Sensitivity to ambient air temperatures, consuming a large amount of fuel, and wasting a significant amount of heat dumped into the ambient atmosphere are three major challenges facing gas turbine power plants. This study was conducted to simultaneously solve all three aforementioned GT problems using solar energy and introducing a new configuration that consists of solar preheating and inlet-air-cooling systems. In this study, air was preheated at a combustion chamber inlet using parabolic trough collectors. Then, inlet air to the compressor was cooled by these collectors by operating an absorption cooling cycle. At the design point conditions, this novel proposed integration resulted in a 6.87% relative increase in generated power and a 10.53% relative decrement in fuel consumption, achieving a 19.45% relative increment in the plant’s thermal efficiency. This was accompanied by a reduction of 0.026 kg/s, 4.2 kg/s, and 0.278 kg/s in CO 2 , CO, and NOx emissions, respectively.

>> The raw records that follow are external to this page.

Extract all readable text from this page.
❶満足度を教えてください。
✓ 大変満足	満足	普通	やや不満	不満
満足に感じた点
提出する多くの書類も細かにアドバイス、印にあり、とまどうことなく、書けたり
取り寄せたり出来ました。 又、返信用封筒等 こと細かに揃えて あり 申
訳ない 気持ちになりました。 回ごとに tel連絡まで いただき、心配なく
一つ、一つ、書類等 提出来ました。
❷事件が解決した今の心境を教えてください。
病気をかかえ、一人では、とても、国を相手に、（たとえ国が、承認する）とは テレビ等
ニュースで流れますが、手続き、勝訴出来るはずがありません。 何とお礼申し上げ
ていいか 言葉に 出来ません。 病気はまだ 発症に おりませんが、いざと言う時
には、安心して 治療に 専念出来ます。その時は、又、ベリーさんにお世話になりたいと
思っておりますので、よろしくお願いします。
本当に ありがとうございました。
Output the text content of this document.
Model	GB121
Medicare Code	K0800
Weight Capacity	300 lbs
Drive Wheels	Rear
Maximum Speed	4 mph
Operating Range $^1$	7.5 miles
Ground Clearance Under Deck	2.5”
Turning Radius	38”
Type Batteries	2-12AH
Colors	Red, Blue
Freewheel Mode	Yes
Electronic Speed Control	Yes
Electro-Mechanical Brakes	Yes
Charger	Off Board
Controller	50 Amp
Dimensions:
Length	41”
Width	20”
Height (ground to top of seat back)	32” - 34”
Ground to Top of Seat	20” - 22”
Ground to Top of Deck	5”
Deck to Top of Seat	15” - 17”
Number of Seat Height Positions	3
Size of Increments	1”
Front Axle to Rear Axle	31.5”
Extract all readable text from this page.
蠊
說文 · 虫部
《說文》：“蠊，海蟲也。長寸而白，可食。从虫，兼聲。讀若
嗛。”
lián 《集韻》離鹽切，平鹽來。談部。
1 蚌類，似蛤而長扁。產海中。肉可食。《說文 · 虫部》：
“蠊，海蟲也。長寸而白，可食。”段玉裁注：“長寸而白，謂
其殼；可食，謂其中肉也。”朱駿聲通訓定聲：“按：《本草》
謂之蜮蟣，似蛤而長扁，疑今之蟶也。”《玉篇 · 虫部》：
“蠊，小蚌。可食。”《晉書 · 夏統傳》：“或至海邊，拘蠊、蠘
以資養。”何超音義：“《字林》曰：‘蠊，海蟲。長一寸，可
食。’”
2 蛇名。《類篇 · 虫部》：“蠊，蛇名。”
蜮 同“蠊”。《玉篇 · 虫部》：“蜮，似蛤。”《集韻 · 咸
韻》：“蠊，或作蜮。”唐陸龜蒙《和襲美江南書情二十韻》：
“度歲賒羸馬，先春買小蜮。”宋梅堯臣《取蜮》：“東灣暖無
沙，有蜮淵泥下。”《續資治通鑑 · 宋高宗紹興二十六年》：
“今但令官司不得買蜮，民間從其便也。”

Finally, spider diagrams were employed to assess the impact of the operating parameters on the overall system’s performance and its associated environmental implications.

Suggested Citation

  • Ahmad M. Abubaker & Adnan Darwish Ahmad & Binit B. Singh & Yaman M. Manaserh & Loiy Al-Ghussain & Nelson K. Akafuah & Kozo Saito, 2024. "Energy and Environmental Analyses of a Solar–Gas Turbine Combined Cycle with Inlet Air Cooling," Sustainability, MDPI, vol. 16(14), pages 1-31, July.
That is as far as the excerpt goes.